Eduardo — Podia eu saber? Podia conceber semelhante cousa à vista do que se passou! (Refletindo) Não; não acredito.
Carlotinha — O quê?
Eduardo — Que Pedro tenha maquinado semelhante coisa.
Carlotinha — E eu acredito.
Eduardo — Vou saber disto! Porém, dize-me! Depois?
Carlotinha — Você saiu. Eu esperei muito tempo no seu quarto para ver se voltava.
Tardou tanto, que por fim vi-me obrigada a desenganá-la.
Eduardo — Então, ela voltou…
Carlotinha — Com o coração partido…
Eduardo — E foi dar esse consentimento, que seu pai esperava. A esta hora é noiva de um homem que faz dela um objeto de especulação. (Passeia)

CENA III
Os mesmos, Pedro

Pedro — Sinhá velha está chamando nhanhã Carlotinha lá na sala.
Carlotinha — Para quê?
Pedro — Para ver moleque de realejo que está passando. (A meia voz) Mentira só!
Carlotinha — O quê?
Pedro — Boneco de realejo que está dançando!
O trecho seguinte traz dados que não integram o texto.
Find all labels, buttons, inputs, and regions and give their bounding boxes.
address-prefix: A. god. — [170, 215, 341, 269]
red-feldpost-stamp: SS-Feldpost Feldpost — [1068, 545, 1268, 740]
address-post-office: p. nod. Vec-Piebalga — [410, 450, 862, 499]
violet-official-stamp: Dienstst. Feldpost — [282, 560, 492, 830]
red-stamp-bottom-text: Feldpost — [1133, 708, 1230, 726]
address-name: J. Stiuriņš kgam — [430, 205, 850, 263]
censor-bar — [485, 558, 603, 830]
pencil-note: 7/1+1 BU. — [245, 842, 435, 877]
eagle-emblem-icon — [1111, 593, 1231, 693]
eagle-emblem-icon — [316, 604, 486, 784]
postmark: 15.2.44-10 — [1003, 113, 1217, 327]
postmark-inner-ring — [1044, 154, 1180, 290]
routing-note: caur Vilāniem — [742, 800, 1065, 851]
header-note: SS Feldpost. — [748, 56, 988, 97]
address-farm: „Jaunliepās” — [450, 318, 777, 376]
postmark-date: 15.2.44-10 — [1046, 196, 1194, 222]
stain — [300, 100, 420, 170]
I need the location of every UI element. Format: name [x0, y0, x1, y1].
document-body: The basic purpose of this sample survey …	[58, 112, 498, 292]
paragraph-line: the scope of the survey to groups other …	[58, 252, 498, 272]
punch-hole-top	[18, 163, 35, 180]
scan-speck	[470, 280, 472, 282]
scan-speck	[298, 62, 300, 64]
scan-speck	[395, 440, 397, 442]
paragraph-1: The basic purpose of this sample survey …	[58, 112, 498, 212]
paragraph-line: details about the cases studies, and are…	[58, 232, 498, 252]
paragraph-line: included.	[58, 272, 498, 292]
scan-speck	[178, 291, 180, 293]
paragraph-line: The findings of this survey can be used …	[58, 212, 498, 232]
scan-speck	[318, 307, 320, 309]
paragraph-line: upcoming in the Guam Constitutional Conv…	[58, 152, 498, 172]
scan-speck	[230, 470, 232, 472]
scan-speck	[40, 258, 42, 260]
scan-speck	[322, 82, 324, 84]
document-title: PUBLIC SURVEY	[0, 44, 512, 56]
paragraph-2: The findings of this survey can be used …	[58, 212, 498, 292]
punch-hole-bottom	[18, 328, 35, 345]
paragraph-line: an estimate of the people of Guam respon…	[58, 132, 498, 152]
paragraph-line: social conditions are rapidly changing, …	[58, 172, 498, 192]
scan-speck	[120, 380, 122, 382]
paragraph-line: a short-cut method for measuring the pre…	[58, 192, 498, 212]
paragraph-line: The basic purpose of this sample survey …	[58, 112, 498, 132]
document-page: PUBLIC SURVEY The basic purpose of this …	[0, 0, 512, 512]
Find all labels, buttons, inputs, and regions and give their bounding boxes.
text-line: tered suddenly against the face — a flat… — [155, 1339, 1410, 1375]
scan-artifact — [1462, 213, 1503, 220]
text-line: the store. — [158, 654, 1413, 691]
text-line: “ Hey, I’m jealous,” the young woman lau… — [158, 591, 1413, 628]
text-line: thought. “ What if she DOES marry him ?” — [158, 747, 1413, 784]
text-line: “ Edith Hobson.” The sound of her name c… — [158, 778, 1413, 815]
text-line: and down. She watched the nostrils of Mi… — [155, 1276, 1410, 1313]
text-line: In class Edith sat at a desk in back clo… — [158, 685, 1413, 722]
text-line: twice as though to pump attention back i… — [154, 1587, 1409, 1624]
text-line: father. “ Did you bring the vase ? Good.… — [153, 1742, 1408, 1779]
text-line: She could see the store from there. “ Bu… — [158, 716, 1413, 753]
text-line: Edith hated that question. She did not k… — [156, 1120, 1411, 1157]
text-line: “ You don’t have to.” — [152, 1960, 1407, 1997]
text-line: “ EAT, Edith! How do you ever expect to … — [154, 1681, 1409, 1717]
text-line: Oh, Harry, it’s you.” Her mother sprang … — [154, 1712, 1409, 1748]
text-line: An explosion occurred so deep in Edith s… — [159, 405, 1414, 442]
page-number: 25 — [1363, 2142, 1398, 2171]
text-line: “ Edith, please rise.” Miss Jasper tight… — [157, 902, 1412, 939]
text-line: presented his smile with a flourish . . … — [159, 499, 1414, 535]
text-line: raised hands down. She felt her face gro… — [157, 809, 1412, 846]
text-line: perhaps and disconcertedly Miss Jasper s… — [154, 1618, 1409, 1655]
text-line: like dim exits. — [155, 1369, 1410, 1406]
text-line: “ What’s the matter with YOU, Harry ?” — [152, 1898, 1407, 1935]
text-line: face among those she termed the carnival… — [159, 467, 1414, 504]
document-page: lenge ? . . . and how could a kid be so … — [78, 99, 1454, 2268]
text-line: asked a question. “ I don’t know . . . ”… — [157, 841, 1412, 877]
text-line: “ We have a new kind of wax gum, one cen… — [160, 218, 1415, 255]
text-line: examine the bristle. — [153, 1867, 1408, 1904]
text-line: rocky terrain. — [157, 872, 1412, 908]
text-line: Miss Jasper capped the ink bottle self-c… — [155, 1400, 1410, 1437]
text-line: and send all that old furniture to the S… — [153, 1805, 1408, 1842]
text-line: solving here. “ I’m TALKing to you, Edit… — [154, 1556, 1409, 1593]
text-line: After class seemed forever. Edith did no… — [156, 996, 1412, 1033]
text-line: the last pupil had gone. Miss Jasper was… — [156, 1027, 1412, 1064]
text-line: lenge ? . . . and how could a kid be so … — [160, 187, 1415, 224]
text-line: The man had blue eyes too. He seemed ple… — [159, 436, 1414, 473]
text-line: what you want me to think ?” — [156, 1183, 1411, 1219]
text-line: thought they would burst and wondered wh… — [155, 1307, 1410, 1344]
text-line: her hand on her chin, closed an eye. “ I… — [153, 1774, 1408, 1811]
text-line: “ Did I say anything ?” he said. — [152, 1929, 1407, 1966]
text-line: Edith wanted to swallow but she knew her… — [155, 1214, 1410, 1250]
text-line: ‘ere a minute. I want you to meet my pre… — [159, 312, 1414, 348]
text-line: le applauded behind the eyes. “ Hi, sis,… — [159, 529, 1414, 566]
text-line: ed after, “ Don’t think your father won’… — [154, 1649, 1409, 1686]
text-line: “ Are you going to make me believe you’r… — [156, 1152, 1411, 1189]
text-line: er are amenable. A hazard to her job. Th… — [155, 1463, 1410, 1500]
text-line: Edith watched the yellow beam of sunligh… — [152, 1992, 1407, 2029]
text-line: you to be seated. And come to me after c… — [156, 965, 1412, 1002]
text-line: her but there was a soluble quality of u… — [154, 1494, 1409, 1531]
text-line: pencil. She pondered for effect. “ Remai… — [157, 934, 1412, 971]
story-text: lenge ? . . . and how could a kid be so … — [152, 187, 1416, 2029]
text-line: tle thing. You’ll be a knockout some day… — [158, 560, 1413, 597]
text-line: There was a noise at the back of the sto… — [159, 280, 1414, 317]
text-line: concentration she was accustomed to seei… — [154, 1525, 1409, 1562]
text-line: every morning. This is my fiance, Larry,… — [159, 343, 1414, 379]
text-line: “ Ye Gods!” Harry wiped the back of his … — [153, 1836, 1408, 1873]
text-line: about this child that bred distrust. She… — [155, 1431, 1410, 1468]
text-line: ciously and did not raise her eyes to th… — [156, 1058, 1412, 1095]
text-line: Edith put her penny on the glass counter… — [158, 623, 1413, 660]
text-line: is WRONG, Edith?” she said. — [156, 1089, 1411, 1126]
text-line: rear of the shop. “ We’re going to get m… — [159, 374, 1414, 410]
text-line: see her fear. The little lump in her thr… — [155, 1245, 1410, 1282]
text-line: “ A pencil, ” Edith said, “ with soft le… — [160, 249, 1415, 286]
Carlotinha — Ora, não estou para isso.
Pedro — Umm!… Menina está reinando. Nhanhá não vai?
Carlotinha — Que te importa? Chega aqui, quero saber uma cousa.
Pedro — Que é, nhanhã?
Carlotinha — Mano, vamos perguntar-lhe?
Eduardo — Deixa estar, eu pergunto! (Afasta-se com ela) Escuta, queria pedir-te um favor.
Carlotinha — Fale, mano; precisa pedir?
Eduardo — Desejo falar à Henriqueta. Podes fazer com que ela venha passar a noite contigo?
Carlotinha — Vou escrever-lhe! Estou quase certa de que ela vem! Eduardo — Obrigado!